The use of endogenous protoporphyrin IX generated after administration of 5-aminolaevulinic acid (ALA) has led to many applications in photodynamic therapy (PDT). However, the bioavailability of ALA is limited by its hydrophilic properties and limited cell uptake. A promising approach to optimize the efficacy of ALA-PDT is to deliver ALA in the form of prodrugs to mask its hydrophilic nature. The aim of this work was to evaluate the potential of two ALA dipeptide derivatives, N-acetyl terminated leucinyl-ALA methyl ester (Ac-Leu-ALA-Me) and phenylalanyl-ALA methyl ester (Ac-Phe-ALA-Me), for their use in PDT of cancer, by investigating the generation of protoporphyrin IX in an oncogenic cell line (PAM212-Ras), and in a subcutaneous tumor model. In our in vitro studies, both derivatives were more effective than ALA in PDT treatment, at inducing the same protoporphyrin IX levels but at 50- to 100-fold lower concentrations, with the phenylalanyl derivative being the most effective.
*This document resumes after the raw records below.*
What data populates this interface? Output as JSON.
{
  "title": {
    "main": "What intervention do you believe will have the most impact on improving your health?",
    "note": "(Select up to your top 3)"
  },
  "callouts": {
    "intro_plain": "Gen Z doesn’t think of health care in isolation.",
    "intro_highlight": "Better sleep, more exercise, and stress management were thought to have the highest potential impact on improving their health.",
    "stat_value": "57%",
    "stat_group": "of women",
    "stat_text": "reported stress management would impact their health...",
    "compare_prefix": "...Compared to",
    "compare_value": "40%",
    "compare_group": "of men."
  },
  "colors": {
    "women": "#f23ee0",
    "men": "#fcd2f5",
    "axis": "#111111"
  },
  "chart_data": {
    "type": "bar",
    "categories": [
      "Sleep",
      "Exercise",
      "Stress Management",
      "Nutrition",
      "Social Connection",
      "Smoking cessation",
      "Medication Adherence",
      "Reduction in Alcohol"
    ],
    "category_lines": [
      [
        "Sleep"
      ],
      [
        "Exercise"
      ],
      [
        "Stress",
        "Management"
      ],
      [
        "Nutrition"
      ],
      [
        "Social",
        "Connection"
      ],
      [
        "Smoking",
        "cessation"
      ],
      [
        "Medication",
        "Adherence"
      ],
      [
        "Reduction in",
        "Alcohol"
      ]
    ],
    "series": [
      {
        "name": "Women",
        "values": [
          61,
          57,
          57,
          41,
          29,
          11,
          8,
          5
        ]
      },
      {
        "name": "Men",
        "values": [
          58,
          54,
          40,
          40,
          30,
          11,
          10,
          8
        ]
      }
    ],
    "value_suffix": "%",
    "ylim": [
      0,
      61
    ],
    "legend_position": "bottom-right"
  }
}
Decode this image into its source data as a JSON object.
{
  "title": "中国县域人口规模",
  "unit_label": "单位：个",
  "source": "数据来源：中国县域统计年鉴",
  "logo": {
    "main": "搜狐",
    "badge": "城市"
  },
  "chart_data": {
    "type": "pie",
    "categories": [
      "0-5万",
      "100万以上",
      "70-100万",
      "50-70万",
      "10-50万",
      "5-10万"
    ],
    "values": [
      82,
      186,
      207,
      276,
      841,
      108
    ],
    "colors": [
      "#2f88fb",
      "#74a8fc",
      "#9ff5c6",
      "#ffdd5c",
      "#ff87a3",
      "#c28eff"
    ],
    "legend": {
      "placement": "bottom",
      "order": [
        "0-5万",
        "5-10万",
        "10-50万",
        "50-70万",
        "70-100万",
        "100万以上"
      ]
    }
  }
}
The efficient release of ALA from Ac-Phe-ALA-Me appears to be consistent with the reported substrate and inhibitor preferences of acylpeptide hydrolase. In vivo studies revealed that topical application of the peptide prodrug Ac-Phe-ALA-Me gave greater selectivity than with ALA itself, and induced tumor photodamage, whereas systemic administration improved ALA-induced porphyrin generation in terms of equivalent doses administered, without induction of toxic effects. Our data support the possibility of using particularly Ac-Phe-ALA-Me both for topical treatment of basal cell carcinomas and for systemic administration. Further chemical fine-tuning of this prodrug template should yield additional compounds for enhanced ALA-PDT with potential for translation to the clinic.